ShEEP Request for 3DBioFactory, regenHU Biosystem Architects
Rlr Va Medical Center, Indianapolis IN
Investigators
Abstract
3D bioprinting is a recent innovation that has the capacity to dramatically change regenerative medical research. It allows for the precise deposition of biomaterials in a 3-dimensional and spatially defined organization. This is not only far more replicative of native biosystems such as tissues or organs, making for much more dynamic and accurate in vitro models, but also allows for carefully and specifically engineered combinations of materials that can begin to replicate the tissues and organs themselves in vivo. This represents a profound change in the research paradigm for most areas of medical research. The 3D-Discovery from regenHU is a 3D bioprinter with the capacity to create bioconstructs from multivariate materials.

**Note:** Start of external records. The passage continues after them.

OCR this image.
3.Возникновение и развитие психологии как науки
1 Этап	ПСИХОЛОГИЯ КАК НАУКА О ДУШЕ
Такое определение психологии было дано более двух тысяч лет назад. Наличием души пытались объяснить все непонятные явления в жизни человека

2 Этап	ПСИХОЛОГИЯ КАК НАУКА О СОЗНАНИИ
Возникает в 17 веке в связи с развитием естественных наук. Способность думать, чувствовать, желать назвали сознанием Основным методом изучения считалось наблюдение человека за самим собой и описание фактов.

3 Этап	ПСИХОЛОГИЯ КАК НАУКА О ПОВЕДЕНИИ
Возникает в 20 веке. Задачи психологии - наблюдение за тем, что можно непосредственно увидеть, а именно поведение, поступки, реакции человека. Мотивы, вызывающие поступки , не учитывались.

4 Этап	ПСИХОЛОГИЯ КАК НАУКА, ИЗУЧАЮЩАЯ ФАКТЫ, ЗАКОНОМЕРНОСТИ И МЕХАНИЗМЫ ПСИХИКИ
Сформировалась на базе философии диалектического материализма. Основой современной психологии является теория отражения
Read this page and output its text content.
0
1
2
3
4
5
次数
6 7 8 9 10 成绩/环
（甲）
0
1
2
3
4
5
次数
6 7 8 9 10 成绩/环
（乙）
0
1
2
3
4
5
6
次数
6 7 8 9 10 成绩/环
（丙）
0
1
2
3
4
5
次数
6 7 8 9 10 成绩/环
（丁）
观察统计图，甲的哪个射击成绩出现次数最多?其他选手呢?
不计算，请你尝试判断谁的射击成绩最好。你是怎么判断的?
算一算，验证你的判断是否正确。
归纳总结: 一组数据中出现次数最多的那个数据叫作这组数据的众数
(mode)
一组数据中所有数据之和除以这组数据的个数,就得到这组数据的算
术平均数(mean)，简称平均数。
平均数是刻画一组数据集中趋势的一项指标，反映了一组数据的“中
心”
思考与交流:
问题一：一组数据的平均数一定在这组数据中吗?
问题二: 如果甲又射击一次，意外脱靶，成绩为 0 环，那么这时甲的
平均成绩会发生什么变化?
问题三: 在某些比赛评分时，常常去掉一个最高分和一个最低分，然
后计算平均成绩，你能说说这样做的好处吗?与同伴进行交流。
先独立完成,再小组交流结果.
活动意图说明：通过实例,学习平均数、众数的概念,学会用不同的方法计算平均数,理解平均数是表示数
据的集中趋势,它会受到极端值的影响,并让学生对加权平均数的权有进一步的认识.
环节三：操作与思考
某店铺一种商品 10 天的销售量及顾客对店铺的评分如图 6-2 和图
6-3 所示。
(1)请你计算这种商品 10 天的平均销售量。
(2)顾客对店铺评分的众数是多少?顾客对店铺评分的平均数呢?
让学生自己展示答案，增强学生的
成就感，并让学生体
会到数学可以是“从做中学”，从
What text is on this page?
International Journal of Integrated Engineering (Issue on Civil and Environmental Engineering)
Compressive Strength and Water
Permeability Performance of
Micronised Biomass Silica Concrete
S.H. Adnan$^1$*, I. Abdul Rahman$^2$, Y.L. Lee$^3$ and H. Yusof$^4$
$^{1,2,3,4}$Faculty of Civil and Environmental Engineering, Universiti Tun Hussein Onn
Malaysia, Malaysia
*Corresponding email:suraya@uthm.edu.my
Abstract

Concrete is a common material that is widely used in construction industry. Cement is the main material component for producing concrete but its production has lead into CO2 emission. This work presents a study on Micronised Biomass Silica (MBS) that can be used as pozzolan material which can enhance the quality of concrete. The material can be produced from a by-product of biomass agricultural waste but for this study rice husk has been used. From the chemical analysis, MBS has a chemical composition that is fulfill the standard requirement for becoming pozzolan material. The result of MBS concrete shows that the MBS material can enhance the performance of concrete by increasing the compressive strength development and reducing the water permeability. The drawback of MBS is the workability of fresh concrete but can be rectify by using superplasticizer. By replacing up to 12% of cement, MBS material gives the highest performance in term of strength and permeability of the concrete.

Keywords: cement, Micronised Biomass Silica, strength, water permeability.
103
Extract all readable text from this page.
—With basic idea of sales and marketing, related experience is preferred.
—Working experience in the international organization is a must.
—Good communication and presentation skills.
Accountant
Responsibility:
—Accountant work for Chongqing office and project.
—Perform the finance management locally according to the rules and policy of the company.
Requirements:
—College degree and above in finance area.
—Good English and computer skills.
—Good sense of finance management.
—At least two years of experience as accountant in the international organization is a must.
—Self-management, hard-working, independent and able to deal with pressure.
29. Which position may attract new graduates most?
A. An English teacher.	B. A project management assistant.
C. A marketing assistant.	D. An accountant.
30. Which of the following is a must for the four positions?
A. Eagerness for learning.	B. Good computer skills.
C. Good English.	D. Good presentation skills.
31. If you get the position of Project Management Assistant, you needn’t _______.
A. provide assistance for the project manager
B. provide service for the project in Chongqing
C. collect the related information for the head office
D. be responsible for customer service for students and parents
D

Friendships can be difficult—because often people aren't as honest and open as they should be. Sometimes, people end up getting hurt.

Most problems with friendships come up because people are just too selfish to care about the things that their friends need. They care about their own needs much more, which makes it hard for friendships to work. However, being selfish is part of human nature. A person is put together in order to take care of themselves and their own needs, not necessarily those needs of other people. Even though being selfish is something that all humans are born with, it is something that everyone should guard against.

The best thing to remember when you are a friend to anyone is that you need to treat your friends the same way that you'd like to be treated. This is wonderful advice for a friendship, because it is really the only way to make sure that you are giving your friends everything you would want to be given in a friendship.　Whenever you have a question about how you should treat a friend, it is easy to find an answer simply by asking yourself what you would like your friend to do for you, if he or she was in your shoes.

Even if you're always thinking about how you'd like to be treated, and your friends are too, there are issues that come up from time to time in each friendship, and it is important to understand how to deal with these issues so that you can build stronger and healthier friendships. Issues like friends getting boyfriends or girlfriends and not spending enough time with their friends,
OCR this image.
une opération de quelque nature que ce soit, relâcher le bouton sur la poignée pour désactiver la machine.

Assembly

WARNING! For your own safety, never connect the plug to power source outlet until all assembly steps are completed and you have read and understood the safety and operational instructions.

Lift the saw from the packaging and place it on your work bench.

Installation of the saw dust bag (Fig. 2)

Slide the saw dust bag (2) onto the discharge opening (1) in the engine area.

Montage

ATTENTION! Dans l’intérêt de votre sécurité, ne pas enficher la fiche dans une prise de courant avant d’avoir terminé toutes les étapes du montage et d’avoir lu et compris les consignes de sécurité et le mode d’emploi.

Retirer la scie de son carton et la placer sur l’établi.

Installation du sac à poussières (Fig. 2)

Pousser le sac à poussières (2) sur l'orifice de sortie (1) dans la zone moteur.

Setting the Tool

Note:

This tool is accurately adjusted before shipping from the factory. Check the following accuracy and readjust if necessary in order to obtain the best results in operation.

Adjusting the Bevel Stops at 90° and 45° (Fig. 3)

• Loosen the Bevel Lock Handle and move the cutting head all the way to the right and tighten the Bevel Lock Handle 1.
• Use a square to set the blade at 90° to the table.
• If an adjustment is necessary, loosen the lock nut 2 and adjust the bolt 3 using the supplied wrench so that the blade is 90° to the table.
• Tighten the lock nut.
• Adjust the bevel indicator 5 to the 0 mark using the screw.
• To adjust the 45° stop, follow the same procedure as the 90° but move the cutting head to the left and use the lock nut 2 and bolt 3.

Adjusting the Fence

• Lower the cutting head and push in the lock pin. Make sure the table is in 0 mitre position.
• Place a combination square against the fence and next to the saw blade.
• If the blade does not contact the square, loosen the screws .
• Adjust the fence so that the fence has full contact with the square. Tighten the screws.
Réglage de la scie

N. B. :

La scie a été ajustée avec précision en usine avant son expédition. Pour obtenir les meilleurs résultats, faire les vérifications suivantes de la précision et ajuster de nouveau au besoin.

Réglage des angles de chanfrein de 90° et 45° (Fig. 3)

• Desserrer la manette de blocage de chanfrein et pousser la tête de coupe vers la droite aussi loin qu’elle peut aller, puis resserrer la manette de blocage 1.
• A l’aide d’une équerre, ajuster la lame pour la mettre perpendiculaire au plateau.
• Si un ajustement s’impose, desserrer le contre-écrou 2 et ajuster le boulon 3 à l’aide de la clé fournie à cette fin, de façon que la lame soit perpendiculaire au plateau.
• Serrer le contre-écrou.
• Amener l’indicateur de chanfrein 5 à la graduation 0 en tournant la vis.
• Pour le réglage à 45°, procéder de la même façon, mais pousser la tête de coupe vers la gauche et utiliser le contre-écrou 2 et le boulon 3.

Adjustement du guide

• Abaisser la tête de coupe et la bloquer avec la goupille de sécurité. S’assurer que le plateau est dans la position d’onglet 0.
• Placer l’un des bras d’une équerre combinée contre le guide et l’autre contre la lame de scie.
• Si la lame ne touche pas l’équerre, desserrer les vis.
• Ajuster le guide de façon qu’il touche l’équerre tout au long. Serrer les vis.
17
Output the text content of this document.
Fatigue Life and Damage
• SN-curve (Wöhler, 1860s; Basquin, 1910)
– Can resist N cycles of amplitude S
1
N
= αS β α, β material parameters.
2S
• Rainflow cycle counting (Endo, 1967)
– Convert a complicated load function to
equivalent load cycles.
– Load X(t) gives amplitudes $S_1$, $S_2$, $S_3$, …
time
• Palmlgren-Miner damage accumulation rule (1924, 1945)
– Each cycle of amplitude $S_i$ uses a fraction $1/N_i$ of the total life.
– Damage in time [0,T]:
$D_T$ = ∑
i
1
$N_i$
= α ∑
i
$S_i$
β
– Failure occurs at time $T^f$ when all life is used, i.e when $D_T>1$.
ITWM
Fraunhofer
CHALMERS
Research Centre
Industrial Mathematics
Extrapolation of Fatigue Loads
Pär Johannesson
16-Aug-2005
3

This machine can precisely deposit up to four different material mixtures concurrently. Compatible materials can be a of a wide variety of substances, such as cell mixtures, extra cellular matrices, and signaling molecules, or inert biocompatible substances such as plastics that can form a structure for which the biologics can take form. The variety of possible combinations in creating 3D bioconstructs for study is primarily limited by the imagination of the investigator, and not the instrument. Vascularized patches for wound repair, in vitro glomeruli and alveoli, neuroinjury therapies, and osteogenic studies are but a few of the areas for study where research progress has been limited by a lack of suitable 3- dimensional materials. The 3D-Discovery will allow Roudebush researchers and their collaborators to creatively ask questions that have previously been limited by technical feasibility. This will dramatically expand the fundability of studies and substantially impact patient care by investigating old challenges in a new, biologically relevant, 3-dimensional context.